The responses from the four scientists quickly went viral, crashing Quillette’s site. Claire Lehmann, founder of Quillette, has been busy tracking debate of the topic on Twitter, however.

 

 

The notion it’s possible that men and women could have biological differences that could make them more inclined to pursue certain career paths might not seem controversial.
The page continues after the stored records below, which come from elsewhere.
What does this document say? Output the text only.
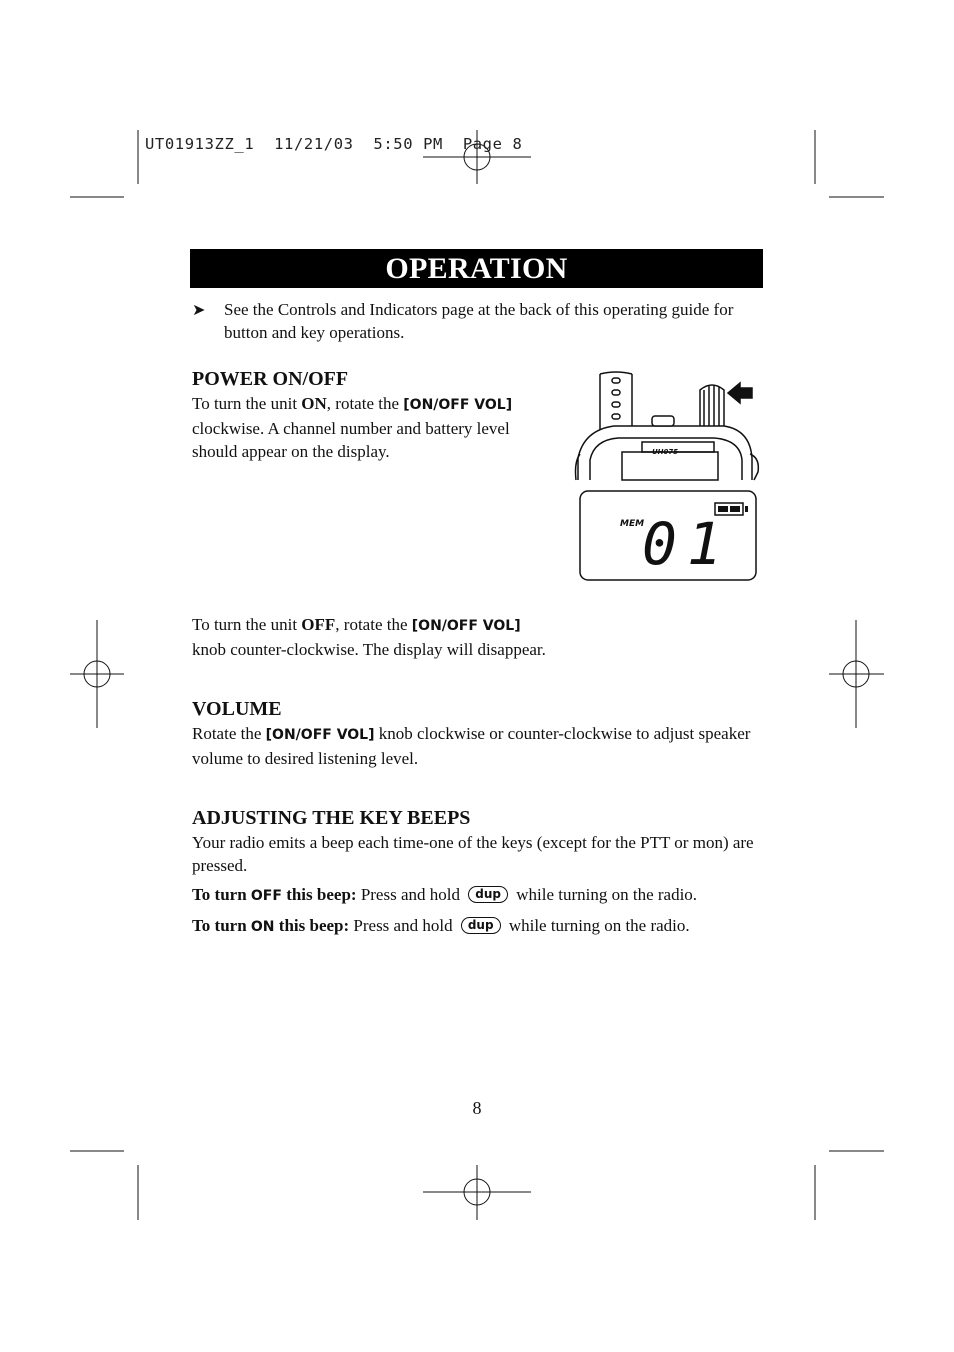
UT01913ZZ_1  11/21/03  5:50 PM  Page 8
OPERATION
➤ See the Controls and Indicators page at the back of this operating guide for button and key operations.

POWER ON/OFF

To turn the unit ON, rotate the [ON/OFF VOL] clockwise. A channel number and battery level should appear on the display.	UH075
MEM
01

To turn the unit OFF, rotate the [ON/OFF VOL]
knob counter-clockwise. The display will disappear.

VOLUME

Rotate the [ON/OFF VOL] knob clockwise or counter-clockwise to adjust speaker volume to desired listening level.

ADJUSTING THE KEY BEEPS

Your radio emits a beep each time-one of the keys (except for the PTT or mon) are pressed.

To turn OFF this beep: Press and hold dup while turning on the radio.

To turn ON this beep: Press and hold dup while turning on the radio.

8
But Damore is not the first person to lose his job for suggesting such a hypothesis.

In 2005, Harvard University President Lawrence Summers was forced to resign after suggesting “innate differences” between men and women could be one possible explanation for the gender gap in the sciences.

Earlier this year, Paul Griffiths, Warren Professor of Catholic Theology at Duke University, was compelled to resign after questioning the value of diversity training in an email.

As I wrote following Griffiths ouster, the quasi-religious nature of the diversity movement is getting more difficult to ignore.

Summers, Griffiths, Damore, and the four scientists cited above may very well be wrong in their assessments about the alleged biological differences between men and women. But is it appropriate to treat the suggestion of the idea as blasphemy?   

It is when the Idea becomes one of religious faith, and that is what Social Justice has become to many people, some academics argue.

“There is an extremely intense, fundamental social justice religion that’s taking over,” NYU professor Jon Haidt said in 2016. “They are prosecuting blasphemy and this is where we are.”